Trimpots (R9, R14, R22)
Three 50 k cermet trimpots, 6 mm body, square-pin pattern. They only fit one way around. Set each to roughly mid-position before soldering. See §06 — the trimmers usually do not need to be touched, but they are there for the rare outlier transistor.
Transistors
Q1, Q2, Q3 = PF5102 (or J201 / 2N5457 — see BOM notes). All TO-92, D-S-G pinout. Match the flat side of the package to the silkscreen flat. Sockets are optional but useful if you plan to experiment with different JFETs. The docx mentions: per the original build experience, every PF5102 tested fell inside the working range without ever needing the trim — but the trimmers are there in case you draw an outlier.
Ceramic capacitor
C5 (100 pF, ceramic disc or silver mica). No polarity, push fully home, solder, clip leads.
Film capacitors
Box film capacitors next: C1 (10 n), C2/C4/C6/C8/C13 (5× 100 n), C11/C12 (1 n), C14 (47 n), C15 (22 n). No polarity. Push each one fully against the board so it does not stand proud — these are often the tallest non-electrolytic parts on the front side.
Electrolytic capacitors
C3, C7, C9 (3× 1 µF) and C10 (100 µF). Polarity matters — long leg = positive. Match against the + symbol on the silkscreen and the stripe on the can. Install C10 last among the electros if it stands tallest.
Inspect the front side
Before flipping the board to fit the pots, inspect every solder joint under good light. Check resistor values one more time, electrolytic and diode polarities, and look for cold joints, bridges and any flux residue you want to clean.
Pots and SW1 (back side)
Flip the PCB. Cover the back of each pot body with a small piece of insulation tape or kapton — this prevents any of the freshly-soldered pin tips on the front side from shorting against the metal pot body. Snip off the locating brackets on top of the pot housings if your enclosure does not have the matching alignment slots. Insert all three pots and SW1, push them firmly against the board so they seat fully, then solder.
Off-board wiring
IN, GND and OUT pads sit at the corners — wire to the input jack, output jack and the +9 V / GND of your power source. See §07 for the standard pedal wiring layout.
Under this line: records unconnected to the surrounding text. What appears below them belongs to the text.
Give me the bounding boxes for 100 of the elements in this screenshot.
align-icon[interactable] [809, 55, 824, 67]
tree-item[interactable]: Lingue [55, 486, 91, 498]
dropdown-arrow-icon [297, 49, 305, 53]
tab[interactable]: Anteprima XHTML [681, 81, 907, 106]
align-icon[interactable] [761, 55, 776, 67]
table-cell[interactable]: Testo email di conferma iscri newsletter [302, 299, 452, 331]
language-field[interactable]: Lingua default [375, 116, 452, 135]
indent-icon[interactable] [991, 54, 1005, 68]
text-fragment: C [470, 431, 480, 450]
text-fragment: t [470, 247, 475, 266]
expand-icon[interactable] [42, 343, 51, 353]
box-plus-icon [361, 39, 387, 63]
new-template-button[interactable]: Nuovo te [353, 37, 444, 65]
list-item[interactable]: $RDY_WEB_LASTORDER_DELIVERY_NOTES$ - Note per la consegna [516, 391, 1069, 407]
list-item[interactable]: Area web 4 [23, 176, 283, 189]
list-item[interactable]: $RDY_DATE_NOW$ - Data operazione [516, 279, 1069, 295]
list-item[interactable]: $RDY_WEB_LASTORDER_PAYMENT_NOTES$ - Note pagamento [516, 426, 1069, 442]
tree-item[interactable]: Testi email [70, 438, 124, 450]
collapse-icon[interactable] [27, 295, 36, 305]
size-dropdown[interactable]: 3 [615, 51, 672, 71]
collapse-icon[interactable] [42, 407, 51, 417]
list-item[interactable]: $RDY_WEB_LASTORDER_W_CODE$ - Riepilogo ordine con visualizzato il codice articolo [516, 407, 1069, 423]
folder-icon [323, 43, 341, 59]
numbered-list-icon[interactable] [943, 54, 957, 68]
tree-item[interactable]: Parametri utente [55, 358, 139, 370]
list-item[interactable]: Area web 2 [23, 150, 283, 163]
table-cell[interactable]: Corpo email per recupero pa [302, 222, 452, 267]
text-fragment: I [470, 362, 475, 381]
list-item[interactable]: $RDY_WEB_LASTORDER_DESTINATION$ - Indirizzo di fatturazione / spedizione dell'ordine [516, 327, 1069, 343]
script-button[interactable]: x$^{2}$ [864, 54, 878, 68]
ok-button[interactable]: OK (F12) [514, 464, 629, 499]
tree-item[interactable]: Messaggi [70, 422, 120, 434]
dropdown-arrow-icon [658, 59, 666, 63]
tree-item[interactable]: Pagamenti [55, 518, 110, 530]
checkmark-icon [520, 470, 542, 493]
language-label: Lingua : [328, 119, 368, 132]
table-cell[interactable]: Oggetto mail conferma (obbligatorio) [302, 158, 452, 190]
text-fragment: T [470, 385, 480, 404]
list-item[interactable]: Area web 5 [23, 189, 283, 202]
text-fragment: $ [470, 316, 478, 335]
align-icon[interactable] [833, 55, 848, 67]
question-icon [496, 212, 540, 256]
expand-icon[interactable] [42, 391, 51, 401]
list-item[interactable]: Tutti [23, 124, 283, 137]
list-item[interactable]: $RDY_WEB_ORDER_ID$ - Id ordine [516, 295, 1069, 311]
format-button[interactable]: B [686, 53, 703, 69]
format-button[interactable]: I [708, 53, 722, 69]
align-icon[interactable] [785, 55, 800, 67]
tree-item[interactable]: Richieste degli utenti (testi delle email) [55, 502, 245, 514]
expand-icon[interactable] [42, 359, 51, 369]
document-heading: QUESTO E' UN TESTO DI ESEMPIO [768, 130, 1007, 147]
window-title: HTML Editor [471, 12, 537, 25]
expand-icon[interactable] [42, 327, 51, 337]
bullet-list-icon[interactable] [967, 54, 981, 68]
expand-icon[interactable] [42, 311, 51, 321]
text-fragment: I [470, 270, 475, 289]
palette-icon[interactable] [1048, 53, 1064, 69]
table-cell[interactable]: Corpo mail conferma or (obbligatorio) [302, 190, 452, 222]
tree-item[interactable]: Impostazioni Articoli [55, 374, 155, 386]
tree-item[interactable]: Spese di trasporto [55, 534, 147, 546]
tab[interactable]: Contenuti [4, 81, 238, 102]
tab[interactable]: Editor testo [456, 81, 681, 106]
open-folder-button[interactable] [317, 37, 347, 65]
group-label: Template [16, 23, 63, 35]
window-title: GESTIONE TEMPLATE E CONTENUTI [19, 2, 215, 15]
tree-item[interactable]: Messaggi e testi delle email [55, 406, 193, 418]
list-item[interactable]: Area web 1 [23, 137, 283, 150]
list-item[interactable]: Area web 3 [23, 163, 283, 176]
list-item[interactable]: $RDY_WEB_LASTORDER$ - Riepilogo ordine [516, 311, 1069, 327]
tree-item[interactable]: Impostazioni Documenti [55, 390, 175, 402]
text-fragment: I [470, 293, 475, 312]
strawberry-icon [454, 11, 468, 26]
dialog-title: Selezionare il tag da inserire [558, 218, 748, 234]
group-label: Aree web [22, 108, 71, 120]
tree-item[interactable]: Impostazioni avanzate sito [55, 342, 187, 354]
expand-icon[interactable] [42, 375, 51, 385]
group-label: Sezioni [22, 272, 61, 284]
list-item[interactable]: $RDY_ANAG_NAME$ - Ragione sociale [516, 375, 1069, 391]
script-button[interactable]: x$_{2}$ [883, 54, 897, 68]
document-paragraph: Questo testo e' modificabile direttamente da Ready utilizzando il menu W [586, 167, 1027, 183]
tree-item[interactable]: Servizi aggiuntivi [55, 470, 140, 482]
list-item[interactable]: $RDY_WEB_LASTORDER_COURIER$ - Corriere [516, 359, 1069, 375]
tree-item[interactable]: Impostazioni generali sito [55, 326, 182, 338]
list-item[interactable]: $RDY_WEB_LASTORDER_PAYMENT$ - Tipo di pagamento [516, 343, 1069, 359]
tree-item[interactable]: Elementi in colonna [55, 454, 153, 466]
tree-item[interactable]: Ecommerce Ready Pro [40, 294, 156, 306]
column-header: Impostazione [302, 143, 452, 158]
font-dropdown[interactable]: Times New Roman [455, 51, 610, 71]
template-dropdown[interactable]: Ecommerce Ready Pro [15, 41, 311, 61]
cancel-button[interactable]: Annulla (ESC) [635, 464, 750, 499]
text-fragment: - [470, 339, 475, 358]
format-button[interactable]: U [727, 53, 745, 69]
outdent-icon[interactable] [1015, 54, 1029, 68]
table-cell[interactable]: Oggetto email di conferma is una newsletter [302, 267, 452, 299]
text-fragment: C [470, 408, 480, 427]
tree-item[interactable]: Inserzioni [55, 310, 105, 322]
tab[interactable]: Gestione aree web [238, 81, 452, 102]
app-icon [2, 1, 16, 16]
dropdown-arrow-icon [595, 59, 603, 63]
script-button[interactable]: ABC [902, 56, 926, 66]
Back side after fitting the pots and SW1 — cover the pot backs with tape before soldering to avoid shorts
Biasing & Setup
Each JFET stage's drain bias is set by the 20 k fixed + 50 k trimpot network feeding the +9 V rail. The drain idle voltage is what the trimmer adjusts — the goal is to land each drain somewhere around the middle of the available headroom so the stage has symmetric room to swing in both directions before clipping into the rails. PF5102, J201 and 2N5457 vary considerably in IDSS and pinch-off, so per-device bias adjustment can be useful for outliers.
Adjusting if needed
If a stage misbehaves: power the pedal up, leave the input disconnected, and measure the drain voltage of the misbehaving JFET to ground with a DMM. Aim for a drain voltage around 4–5 V with a 9 V supply — that gives the stage roughly equal swing room above and below the bias point. Turn the corresponding trimmer slowly to reach that range. Once all three stages sit in the 4–5 V drain range, reconnect the input and listen — the pedal should now be working normally.
JFET drain pin reference
| JFET stage | Trimmer | Drain probe point | Target idle VD |
|---|---|---|---|
| Q1 (input stage) | R14 | Q1 drain pad / top side of R3 | ≈ 4–5 V |
| Q2 (mid stage) | R9 | Q2 drain pad / top side of R8 | ≈ 4–5 V |
| Q3 (output stage) | R22 | Q3 drain pad / top side of R13 | ≈ 4–5 V |
Experimentation
Once it's working, the trimmers also become a tone-shaping tool. Pulling each stage's drain up toward the rail changes the symmetry of how the next inter-stage diode (D1/D2/D3) clips it — in some cases noticeably alters the harmonic content of the pedal. Try moving R9 (the middle stage) most aggressively if you're after voicing changes; Q2 sits between two clipping diodes and has the most influence on overall character.
Wiring
The Devil uses standard true-bypass pedal wiring. Three connections come off the PCB at the IN, GND and OUT corner pads:
| PCB pad | Wire to |
|---|---|
| IN | Tip (signal) lug of the input jack — through the 3PDT footswitch in a true-bypass arrangement, if used |
| OUT | Output side of the 3PDT switch (or directly to output jack tip if using a buffered/always-on layout) |
| GND | Sleeve of both jacks (typically through the input jack's sleeve, which carries chassis ground). Also tie to the negative side of the DC jack |
| +9V | Centre-negative DC jack tip — the standard Boss-style polarity. D4 protects against reverse polarity |
Suggested enclosure layout
1590B fits comfortably with three 16 mm pots and a small SPDT toggle, plus the footswitch and a status LED. Top row: GAIN — MID — LEVEL. SW1 toggle goes to the left or below the LED depending on enclosure. Top jacks (input on the right, output on the left when looking at the back of a top-mount-jack enclosure, mirroring the signal flow inside). See the prototype photo at the top of §01 for one workable layout.